The series terms are,

\[{a_n} = \frac{2}{{3 + 5n}}\]

We can clearly see that for the range of \(n\) in the series the terms are positive and so that condition is met.

Show Step 3

In this case because there is only one \(n\) in the denominator and because all the terms in the denominator are positive it is (hopefully) clear that,

\[{a_n} = \frac{2}{{3 + 5n}} > \frac{2}{{3 + 5\left( {n + 1} \right)}} = {a_{n + 1}}\]

and so the series terms are decreasing.

Okay, we now know that both of the conditions required for us to use the Integral Test have been verified we can proceed with the Integral Test.

It is very important to always check the conditions for a particular series test prior to actually using the test. One of the biggest mistakes that many students make with the series test is using a test on a series that don’t meet the conditions for the test and getting the wrong answer because of that!

Show Step 4

Now, let’s compute the integral for the test.
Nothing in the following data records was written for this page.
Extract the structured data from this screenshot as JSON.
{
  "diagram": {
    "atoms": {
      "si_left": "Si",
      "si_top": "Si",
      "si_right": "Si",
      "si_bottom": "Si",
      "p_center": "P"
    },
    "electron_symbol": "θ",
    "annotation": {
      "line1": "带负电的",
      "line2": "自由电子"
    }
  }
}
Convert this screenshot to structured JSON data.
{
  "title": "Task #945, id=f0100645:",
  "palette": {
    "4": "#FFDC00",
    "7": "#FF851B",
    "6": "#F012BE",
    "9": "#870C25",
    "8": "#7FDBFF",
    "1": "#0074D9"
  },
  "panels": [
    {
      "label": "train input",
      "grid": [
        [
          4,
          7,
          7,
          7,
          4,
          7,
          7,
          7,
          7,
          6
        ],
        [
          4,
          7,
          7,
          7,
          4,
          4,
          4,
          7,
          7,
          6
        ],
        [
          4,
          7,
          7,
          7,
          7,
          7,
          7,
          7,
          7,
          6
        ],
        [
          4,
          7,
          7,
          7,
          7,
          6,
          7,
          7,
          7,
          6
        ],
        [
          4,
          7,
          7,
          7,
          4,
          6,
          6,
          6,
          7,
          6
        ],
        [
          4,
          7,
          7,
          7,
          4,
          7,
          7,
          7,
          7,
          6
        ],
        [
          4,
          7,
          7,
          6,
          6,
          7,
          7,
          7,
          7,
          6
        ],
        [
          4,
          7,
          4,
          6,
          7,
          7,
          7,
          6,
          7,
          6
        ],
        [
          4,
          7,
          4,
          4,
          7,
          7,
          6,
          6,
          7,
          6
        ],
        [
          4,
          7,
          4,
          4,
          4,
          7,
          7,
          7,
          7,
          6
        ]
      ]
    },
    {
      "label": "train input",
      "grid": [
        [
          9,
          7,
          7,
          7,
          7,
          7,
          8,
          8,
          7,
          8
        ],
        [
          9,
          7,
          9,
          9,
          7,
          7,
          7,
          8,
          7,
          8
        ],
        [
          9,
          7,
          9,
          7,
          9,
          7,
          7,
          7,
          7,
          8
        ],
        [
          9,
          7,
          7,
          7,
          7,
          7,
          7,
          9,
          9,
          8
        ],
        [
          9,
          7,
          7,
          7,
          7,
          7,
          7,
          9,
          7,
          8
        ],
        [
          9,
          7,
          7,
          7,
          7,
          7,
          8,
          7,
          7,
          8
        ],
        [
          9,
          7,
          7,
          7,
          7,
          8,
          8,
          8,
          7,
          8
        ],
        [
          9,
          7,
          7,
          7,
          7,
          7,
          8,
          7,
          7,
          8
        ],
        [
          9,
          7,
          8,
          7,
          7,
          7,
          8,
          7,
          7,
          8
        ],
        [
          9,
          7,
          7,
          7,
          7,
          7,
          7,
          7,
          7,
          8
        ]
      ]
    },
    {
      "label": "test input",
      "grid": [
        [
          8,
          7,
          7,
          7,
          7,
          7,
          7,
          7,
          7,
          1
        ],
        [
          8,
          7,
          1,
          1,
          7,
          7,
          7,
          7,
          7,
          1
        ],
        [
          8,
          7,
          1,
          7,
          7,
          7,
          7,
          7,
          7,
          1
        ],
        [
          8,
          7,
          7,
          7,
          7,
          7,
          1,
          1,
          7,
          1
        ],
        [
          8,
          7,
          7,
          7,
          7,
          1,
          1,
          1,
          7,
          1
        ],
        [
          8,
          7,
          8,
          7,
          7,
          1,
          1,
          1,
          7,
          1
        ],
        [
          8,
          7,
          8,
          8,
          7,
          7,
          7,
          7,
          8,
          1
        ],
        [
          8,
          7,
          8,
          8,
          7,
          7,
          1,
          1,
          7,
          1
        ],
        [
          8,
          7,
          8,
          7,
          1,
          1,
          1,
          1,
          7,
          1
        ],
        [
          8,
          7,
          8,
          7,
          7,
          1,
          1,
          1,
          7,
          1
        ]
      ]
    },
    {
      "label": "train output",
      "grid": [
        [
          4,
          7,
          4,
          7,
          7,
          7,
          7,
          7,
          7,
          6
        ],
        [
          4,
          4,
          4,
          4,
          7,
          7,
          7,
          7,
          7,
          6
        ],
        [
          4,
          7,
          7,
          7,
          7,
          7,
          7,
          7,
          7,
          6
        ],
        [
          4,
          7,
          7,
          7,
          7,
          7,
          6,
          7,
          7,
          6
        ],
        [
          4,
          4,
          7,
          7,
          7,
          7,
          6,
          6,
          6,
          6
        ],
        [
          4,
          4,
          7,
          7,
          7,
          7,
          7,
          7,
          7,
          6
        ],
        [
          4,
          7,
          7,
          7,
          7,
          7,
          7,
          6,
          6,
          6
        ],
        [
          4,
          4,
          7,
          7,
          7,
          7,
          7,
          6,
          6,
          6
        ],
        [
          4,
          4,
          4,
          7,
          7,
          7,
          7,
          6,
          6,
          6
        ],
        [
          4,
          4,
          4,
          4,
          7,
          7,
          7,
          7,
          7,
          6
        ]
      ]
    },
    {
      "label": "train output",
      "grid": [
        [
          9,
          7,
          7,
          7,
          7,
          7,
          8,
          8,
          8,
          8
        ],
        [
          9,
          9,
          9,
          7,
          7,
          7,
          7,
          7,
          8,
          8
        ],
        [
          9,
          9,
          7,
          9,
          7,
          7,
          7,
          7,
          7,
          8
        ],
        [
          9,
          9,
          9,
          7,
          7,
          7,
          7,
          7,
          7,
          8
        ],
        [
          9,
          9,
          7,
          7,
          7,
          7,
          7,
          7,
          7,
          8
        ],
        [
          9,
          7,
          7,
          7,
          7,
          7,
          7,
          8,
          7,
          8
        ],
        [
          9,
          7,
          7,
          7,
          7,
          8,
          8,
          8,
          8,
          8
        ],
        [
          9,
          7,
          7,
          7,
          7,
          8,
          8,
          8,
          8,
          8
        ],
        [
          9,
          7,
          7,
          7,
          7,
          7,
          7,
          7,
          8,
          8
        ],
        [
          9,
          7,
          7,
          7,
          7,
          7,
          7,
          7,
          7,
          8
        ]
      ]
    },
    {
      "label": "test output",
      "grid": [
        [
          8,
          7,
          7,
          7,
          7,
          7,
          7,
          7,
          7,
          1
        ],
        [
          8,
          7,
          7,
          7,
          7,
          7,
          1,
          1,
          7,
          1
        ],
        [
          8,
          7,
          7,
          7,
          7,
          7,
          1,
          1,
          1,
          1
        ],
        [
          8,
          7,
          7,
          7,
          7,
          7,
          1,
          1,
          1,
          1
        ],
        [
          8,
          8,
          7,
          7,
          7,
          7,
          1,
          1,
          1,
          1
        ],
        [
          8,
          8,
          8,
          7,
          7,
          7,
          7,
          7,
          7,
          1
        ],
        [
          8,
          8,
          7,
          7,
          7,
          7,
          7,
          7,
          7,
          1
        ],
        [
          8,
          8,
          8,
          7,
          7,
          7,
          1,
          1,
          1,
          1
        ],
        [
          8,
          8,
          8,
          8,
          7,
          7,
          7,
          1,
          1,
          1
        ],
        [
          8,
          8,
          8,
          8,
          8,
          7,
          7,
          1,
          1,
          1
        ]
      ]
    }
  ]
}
\[\int_{0}^{\infty }{{\frac{2}{{3 + 5x}}\,dx}} = \mathop {\lim }\limits_{t \to \infty } \int_{0}^{t}{{\frac{2}{{3 + 5x}}\,dx}} = \mathop {\lim }\limits_{t \to \infty } \left. {\left( {\frac{2}{5}\ln \left| {3 + 5x} \right|} \right)} \right|_0^t = \mathop {\lim }\limits_{t \to \infty } \left( {\frac{2}{5}\ln \left| {3 + 5t} \right| - \frac{2}{5}\ln \left| 3 \right|} \right) = \infty \] Show Step 5

Okay, the integral from the last step is a divergent integral and so by the Integral Test the series must also be a divergent series.